End-to-end data science project in Python: 1) data scraping, 2) sentiment analysis, 3) and data visualization.
I was curious to see if sentiment scores could be used to visualize character arcs. If so, could sentiment analysis help writers evaluate character development in their work?
For this project, I analyzed one of my favorite TV shows Avatar: The Last Airbender. I used Jupyter Notebook for documentation. Follow along to see how to:
- Scrape the web for episode transcripts with Beautiful Soup
- Manipulate data with pandas and analyze character dialogue using VADER
- Create interactive visualizations of the sentiment scores with Plotly Express
See the accompanying Medium blog post for detailed project tutorial.

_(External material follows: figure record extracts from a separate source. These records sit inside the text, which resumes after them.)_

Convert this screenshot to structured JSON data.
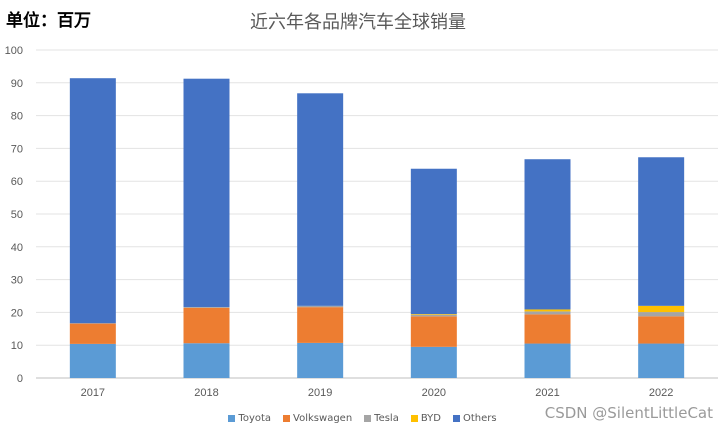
{
  "unit_label": "单位：百万",
  "watermark": "CSDN @SilentLittleCat",
  "chart_data": {
    "type": "bar",
    "stacked": true,
    "title": "近六年各品牌汽车全球销量",
    "categories": [
      "2017",
      "2018",
      "2019",
      "2020",
      "2021",
      "2022"
    ],
    "ylim": [
      0,
      100
    ],
    "yticks": [
      0,
      10,
      20,
      30,
      40,
      50,
      60,
      70,
      80,
      90,
      100
    ],
    "grid": true,
    "legend_position": "bottom",
    "series": [
      {
        "name": "Toyota",
        "color": "#5B9BD5",
        "values": [
          10.4,
          10.6,
          10.7,
          9.5,
          10.5,
          10.5
        ]
      },
      {
        "name": "Volkswagen",
        "color": "#ED7D31",
        "values": [
          6.2,
          10.8,
          10.9,
          9.3,
          8.9,
          8.3
        ]
      },
      {
        "name": "Tesla",
        "color": "#A5A5A5",
        "values": [
          0.1,
          0.25,
          0.4,
          0.5,
          0.9,
          1.3
        ]
      },
      {
        "name": "BYD",
        "color": "#FFC000",
        "values": [
          0.0,
          0.0,
          0.0,
          0.2,
          0.6,
          1.9
        ]
      },
      {
        "name": "Others",
        "color": "#4472C4",
        "values": [
          74.7,
          69.6,
          64.8,
          44.3,
          45.8,
          45.3
        ]
      }
    ]
  }
}
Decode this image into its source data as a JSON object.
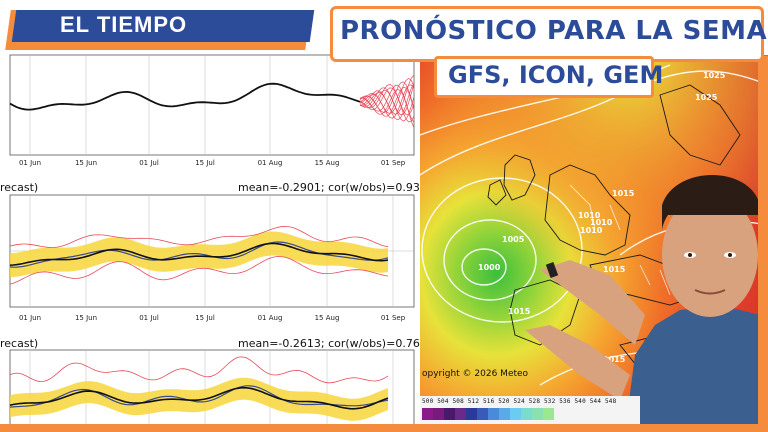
{
  "brand": {
    "label": "EL TIEMPO"
  },
  "headline": {
    "title": "PRONÓSTICO PARA LA SEMANA",
    "subtitle": "GFS, ICON, GEM"
  },
  "panels": [
    {
      "title": "",
      "stats": "",
      "x_ticks": [
        "01 Jun",
        "15 Jun",
        "01 Jul",
        "15 Jul",
        "01 Aug",
        "15 Aug",
        "01 Sep"
      ]
    },
    {
      "title": "recast)",
      "stats": "mean=-0.2901; cor(w/obs)=0.9319",
      "x_ticks": [
        "01 Jun",
        "15 Jun",
        "01 Jul",
        "15 Jul",
        "01 Aug",
        "15 Aug",
        "01 Sep"
      ]
    },
    {
      "title": "recast)",
      "stats": "mean=-0.2613; cor(w/obs)=0.7639",
      "x_ticks": []
    }
  ],
  "map": {
    "isobars": [
      "1025",
      "1025",
      "1015",
      "1010",
      "1010",
      "1010",
      "1005",
      "1000",
      "1015",
      "1015",
      "1015"
    ],
    "copyright": "opyright © 2026 Meteo",
    "scale_labels": "500 504 508 512 516 520 524 528 532 536 540 544 548"
  },
  "colors": {
    "accent": "#f58b3c",
    "brand_blue": "#2c4c9a"
  }
}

Without prior knowledge of the series, I could've guessed Azula is the villain by looking at the “Sentiments per episode” plot. Her trend line increases before a sharp decline towards the finale (typical for stories where the good guys win). Although sentiment progression is not a perfect proxy for character development, in the future it might be part of a larger algorithm that’ll help writers evaluate their work. See Medium blog post for further discussion.
You must have Jupyter Notebook installed on your computer. Download atla_sentiment_analysis.ipynb to current directory and open Jupyter Notebook by running jupyter notebook
in the command line.